Identity verification for directors and PSCs
As discussed in our September 2020 briefing, one of the central reforms confirmed by the Government in its response to its consultation on the role of Companies House and corporate transparency was the introduction of compulsory identity verification for all directors and People with Significant Control (PSCs) of UK corporate entities. Identity verification requirements will apply to all new and existing registered company directors, PSCs and anyone else filing with the Registrar. For new directors, identity verification will need to take place before the company is formed, while PSCs will be required to be verified within a short time after incorporation.
While more detail on the process is awaited, there will be two types of identity verification: direct verification via Companies House or verification through an "authorised corporate service provider" (i.e. a person subject to the UK's money laundering regulations and who has registered at Companies House).
Consequences for directors and others of failure to verify their identity
There will be a transition period for existing companies to comply with the requirements, but after that anyone who was required to verify their identity but has failed to do so could be subject to criminal or civil proceedings, incorporation of a new company being rejected and, for directors, prohibition from acting as a director.
New powers for the Registrar
Historically, Companies House's role has been one of record keeper rather than regulator. The White Paper confirmed that Companies House would no longer be a "passive administrator of company information", but a "much more active gatekeeper over company creation and [a] custodian of more reliable information on the register." The legislation will introduce new objectives for the Registrar to promote and maintain the integrity of the register and to minimise the extent to which companies facilitate the carrying out of unlawful activities. Among the new powers to be given to the Registrar are powers to share data with any persons for purposes connected with the Registrar's functions or with other public authorities for purposes connected with their functions. The Registrar's powers to remove material from the register will also be expanded and the Registrar will have greater powers to change the address of a company's registered office and take action against those who persistently fail to provide an appropriate registered office address.

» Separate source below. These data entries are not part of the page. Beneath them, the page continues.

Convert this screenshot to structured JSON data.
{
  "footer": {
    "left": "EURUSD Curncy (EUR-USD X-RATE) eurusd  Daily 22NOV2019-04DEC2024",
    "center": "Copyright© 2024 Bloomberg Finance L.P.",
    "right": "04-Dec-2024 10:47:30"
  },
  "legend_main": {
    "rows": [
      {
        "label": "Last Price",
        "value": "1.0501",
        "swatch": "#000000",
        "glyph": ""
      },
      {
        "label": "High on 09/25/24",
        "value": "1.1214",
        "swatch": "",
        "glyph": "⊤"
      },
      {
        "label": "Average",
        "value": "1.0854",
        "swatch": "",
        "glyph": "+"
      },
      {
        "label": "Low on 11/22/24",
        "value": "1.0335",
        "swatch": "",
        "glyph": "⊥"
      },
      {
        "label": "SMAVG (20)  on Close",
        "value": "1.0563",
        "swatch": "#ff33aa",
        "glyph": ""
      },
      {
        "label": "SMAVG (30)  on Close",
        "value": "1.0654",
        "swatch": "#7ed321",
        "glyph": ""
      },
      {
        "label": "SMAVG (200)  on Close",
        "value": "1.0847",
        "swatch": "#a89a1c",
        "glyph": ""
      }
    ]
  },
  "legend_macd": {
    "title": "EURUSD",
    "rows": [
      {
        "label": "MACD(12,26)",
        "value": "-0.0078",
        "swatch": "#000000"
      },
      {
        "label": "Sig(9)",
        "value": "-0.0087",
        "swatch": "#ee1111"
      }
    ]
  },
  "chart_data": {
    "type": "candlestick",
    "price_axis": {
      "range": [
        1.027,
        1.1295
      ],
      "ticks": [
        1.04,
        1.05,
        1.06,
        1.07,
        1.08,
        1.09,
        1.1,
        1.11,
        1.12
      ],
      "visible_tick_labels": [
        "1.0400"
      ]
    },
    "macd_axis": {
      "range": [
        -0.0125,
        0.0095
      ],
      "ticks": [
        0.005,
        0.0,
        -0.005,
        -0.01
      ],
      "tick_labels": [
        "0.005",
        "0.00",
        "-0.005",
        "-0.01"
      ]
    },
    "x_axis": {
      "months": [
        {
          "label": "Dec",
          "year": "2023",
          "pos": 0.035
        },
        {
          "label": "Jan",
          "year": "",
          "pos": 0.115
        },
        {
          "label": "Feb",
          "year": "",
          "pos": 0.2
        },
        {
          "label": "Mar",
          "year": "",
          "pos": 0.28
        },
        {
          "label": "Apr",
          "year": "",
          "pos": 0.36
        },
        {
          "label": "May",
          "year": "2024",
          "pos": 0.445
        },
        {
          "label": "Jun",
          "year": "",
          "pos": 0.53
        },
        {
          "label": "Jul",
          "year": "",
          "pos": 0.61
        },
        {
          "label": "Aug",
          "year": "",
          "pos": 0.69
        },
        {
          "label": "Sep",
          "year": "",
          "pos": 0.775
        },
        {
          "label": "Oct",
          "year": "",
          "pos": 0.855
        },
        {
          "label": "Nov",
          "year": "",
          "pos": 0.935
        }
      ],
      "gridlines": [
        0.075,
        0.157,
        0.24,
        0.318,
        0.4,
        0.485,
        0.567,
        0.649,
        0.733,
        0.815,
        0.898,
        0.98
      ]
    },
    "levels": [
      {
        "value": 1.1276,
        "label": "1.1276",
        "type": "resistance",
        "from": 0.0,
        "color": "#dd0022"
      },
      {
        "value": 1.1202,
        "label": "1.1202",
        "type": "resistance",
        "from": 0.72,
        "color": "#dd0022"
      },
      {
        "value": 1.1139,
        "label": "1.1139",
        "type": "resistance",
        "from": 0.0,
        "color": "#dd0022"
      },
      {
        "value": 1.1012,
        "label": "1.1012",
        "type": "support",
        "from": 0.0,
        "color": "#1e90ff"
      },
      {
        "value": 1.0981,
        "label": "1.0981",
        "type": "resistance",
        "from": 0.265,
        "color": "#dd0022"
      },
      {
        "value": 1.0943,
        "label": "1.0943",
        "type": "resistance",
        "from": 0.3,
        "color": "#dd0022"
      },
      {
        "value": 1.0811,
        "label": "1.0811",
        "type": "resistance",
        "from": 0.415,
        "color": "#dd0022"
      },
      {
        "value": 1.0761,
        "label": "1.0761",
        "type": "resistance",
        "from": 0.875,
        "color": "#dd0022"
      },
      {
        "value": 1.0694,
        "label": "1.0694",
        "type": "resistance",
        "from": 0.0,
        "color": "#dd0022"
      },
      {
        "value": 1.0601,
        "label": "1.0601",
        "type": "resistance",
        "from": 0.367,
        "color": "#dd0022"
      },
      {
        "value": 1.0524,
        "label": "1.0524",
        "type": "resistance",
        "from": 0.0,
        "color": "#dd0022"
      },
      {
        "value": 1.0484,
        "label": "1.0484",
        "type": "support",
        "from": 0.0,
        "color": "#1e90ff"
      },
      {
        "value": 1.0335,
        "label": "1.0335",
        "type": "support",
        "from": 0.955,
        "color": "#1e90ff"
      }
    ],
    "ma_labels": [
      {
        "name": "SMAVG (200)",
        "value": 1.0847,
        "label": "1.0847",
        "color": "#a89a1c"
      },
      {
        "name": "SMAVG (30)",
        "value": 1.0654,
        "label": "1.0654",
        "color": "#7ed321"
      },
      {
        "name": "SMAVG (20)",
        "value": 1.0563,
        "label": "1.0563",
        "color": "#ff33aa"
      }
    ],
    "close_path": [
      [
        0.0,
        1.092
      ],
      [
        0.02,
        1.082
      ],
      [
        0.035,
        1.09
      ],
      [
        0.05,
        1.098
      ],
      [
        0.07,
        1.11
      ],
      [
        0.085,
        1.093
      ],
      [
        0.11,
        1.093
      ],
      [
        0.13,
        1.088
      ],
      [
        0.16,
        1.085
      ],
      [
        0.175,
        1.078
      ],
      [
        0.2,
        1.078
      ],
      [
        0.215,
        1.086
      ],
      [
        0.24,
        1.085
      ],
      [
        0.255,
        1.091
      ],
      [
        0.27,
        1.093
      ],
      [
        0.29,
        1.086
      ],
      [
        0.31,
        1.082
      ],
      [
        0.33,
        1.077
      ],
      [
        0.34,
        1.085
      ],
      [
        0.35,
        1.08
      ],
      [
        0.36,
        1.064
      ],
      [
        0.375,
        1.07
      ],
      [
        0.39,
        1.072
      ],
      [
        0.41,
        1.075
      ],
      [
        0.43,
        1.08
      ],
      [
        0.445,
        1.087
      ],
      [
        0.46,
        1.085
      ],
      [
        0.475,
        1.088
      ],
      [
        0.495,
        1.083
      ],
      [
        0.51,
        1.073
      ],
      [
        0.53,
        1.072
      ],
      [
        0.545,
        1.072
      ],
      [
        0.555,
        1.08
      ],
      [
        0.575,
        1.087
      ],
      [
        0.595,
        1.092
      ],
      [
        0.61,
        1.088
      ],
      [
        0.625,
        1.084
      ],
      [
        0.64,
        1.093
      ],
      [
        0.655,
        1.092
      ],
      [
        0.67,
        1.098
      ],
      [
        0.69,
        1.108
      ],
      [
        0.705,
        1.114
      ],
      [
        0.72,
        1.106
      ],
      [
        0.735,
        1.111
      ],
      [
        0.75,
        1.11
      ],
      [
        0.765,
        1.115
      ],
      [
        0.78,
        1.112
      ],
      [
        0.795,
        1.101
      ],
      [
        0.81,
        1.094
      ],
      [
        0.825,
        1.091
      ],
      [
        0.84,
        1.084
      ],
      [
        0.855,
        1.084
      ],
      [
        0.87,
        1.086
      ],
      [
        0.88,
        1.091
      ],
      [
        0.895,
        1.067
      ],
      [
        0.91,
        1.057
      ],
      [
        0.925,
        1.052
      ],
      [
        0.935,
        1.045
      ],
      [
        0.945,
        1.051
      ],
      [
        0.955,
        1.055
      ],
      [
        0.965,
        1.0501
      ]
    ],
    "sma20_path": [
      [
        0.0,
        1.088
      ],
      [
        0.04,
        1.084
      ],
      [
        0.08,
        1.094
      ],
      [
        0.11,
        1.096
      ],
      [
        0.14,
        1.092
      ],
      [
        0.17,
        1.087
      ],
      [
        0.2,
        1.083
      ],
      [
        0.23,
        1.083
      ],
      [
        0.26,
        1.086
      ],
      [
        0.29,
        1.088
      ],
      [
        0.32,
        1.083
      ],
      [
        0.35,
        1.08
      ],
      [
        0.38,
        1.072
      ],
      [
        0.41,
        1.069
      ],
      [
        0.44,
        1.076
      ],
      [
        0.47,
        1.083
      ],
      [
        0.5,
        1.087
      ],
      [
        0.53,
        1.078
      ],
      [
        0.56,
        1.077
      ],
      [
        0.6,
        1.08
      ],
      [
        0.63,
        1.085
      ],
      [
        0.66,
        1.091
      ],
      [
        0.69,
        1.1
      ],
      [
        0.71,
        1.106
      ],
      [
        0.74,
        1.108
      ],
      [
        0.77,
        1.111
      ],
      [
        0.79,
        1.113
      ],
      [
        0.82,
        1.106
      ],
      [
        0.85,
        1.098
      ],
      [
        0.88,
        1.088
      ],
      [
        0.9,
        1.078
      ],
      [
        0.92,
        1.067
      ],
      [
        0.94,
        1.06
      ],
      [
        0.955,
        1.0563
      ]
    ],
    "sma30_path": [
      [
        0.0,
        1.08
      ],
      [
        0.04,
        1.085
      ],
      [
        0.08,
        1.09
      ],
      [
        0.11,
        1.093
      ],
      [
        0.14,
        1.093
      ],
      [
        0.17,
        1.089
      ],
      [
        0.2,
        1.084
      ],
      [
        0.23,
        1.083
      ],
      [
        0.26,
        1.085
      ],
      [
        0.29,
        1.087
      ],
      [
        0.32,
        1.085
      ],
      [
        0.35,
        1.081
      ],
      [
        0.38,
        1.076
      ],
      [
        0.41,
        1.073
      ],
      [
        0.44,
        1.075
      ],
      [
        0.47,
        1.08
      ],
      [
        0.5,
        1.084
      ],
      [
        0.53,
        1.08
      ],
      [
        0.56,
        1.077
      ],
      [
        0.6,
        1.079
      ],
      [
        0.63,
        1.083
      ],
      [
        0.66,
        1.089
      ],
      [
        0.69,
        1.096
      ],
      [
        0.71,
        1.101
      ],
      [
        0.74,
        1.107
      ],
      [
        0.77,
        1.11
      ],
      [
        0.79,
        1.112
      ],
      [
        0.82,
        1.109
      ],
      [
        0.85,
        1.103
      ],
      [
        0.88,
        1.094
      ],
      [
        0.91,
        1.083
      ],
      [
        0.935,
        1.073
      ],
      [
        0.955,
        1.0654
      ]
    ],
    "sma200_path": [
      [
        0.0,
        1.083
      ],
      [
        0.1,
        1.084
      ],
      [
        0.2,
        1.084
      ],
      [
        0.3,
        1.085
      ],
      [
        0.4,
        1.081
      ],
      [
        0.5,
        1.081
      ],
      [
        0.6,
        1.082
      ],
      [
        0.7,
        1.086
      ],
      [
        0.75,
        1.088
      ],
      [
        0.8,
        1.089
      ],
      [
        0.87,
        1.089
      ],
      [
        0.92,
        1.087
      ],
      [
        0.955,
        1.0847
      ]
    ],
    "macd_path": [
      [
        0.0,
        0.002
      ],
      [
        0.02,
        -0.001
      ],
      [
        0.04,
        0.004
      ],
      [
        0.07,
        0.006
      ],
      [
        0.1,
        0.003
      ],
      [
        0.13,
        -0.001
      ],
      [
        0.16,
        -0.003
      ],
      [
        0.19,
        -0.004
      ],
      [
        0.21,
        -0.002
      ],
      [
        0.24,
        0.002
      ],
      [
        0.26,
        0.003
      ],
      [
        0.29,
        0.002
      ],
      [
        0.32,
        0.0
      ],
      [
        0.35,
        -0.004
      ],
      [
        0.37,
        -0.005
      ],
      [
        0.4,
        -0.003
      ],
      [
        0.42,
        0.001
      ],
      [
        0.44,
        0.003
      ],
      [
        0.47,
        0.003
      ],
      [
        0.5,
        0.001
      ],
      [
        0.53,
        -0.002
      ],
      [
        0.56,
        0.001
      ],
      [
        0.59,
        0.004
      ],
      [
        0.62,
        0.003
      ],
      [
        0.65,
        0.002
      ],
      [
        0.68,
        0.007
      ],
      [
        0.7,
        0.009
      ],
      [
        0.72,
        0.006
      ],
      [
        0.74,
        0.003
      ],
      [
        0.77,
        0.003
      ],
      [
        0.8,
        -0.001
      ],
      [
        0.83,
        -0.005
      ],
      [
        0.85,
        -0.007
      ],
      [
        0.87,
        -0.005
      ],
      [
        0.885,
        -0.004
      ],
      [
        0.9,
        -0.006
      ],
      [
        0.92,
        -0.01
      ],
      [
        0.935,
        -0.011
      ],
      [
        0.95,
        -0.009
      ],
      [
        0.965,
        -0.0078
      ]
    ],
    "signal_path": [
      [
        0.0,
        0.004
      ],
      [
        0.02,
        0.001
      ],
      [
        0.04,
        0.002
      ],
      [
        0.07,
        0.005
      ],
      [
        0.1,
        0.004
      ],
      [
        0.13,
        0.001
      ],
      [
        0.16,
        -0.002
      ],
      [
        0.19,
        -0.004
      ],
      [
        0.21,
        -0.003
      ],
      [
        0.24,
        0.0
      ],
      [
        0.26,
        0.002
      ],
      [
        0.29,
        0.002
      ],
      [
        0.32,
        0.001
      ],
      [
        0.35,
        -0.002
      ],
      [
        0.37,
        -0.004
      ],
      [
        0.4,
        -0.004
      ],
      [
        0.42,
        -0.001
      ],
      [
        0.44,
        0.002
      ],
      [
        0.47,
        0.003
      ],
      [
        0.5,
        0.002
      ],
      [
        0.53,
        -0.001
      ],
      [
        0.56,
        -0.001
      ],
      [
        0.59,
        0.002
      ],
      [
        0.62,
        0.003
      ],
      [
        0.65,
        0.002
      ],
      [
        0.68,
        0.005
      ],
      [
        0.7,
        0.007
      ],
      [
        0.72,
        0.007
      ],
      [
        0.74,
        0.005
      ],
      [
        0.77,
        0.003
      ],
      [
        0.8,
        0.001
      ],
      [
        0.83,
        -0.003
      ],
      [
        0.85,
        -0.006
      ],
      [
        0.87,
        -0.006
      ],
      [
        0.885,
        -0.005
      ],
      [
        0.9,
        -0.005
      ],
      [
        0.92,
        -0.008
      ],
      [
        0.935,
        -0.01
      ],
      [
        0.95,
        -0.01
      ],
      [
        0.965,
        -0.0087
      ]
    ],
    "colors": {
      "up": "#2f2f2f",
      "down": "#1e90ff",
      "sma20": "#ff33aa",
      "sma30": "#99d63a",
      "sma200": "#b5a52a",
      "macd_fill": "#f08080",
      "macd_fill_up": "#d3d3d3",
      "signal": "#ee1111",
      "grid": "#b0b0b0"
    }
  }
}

Although there are already certain restrictions on the use of company names, the Government considers that they are not sufficient to prevent abuse. Currently, the Secretary of State can only direct a company to change its name where it is too similar to an existing name, where misleading information has been given for the purposes of registering a name, or where the name gives an obviously misleading indication of the nature of its activities.
The new legislation will permit the Registrar to refuse to incorporate a company where, in the Secretary of State’s view, the name could be used to facilitate certain crimes or where the name suggests a non-existent connection with a foreign government or an international institution. To protect other users of the company register, the Registrar will also have the power to reject names which comprise or contain a computer code. The Secretary of State will have new powers to direct companies to change their names if they fall into these categories and the Registrar will be able to replace a company's name with its company number on the register if it fails to act.
To prevent their misuse, limited partnerships will now need to file more information at Companies House and to maintain a connection to the UK. Transparency requirements will increase, including requiring fuller information about partners. The Registrar will be able to deregister limited partnerships which are dissolved, no longer carrying on business or where a court determines that it is in the public interest to do so.
Corporate director prohibition
The UK already has legislation in place enabling it to impose a ban on the use of corporate directors, but the relevant provisions have not yet come into force. Alongside the publication of the new Bill, the Government has confirmed that those provisions will come into force in parallel with the reforms outlined above. For more detail on the prohibition and the limited exceptions to it, see our separate briefing: Prohibition on corporate directors: what to expect.
The Economic Crime and Corporate Transparency Bill has had its second reading in the House of Commons and is now at Committee stage. It is currently expected that the Bill is likely to receive Royal Assent in the Spring of 2023. Secondary legislation setting out further detail is awaited. Existing corporate entities will have transitional periods in which to comply with the new requirements, but the timing of those periods is yet to be confirmed. It may be some time before this transition is complete given the significant overhaul required to Companies House's staffing and systems.